A proper journalist, I guess, would’ve pretended to be drinking all night but would’ve been pouring their gin and tonics into a plant pot, but I regret to say I’m not a proper journalist—I got completely fucking hammered! So I just ended up dancing with Gaga, trod on her cloak a few times, smoked some fags, ended up in the bathroom with her … What I always try to explain to the people I’m interviewing is, I don’t want an exclusive. I don’t want them to break down and tell me something enormous. My horror is I would get something out of someone and it’s worldwide news the next day. I just want to report what it’s like to be around them, and I only ever interview people I like as well.
Humor is your trademark, but in this collection you also do serious, insightful, and heartbreaking.
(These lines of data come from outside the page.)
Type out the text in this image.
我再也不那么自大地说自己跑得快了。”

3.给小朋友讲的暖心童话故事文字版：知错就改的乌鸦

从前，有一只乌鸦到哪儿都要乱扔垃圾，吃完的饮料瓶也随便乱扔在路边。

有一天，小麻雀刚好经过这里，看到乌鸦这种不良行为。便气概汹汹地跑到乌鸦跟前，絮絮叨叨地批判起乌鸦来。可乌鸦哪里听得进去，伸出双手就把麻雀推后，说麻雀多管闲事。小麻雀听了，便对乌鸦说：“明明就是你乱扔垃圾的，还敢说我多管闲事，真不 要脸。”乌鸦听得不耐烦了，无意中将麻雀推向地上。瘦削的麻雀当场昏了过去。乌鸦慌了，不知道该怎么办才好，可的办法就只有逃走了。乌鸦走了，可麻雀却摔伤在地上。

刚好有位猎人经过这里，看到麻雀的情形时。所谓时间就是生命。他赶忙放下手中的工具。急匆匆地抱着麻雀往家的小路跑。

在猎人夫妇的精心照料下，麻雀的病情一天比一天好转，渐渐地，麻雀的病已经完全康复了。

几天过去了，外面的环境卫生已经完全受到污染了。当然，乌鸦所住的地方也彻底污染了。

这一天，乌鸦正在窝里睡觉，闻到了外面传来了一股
Is it hard to change gears between these voices?
One of the greatest things about being a journalist is knowing other journalists, and I love the camaraderie and the way we can endlessly talk shop. But one thing I’ve become aware of by hanging out with writers almost exclusively is that I can’t really talk that much to them about [the process of] writing because I find it so fucking easy. One of my best friends, Grace Dent, who’s a columnist on [British daily paper] the Independent and also writes books, says, “It’s just like kicking a bag of shit around in front of you every day.” But I just find it so fucking joyful. My mouth salivates whenever I think about the next day’s work. I don’t find it difficult to shift between those gears at all. In fact, figuring out how I’m going to shift between those gears turns me on like a shag. But I would only say that to you, because if I was sitting in a room with a writer friend, they’d stand up and walk out after 30 seconds — they’ve done it before.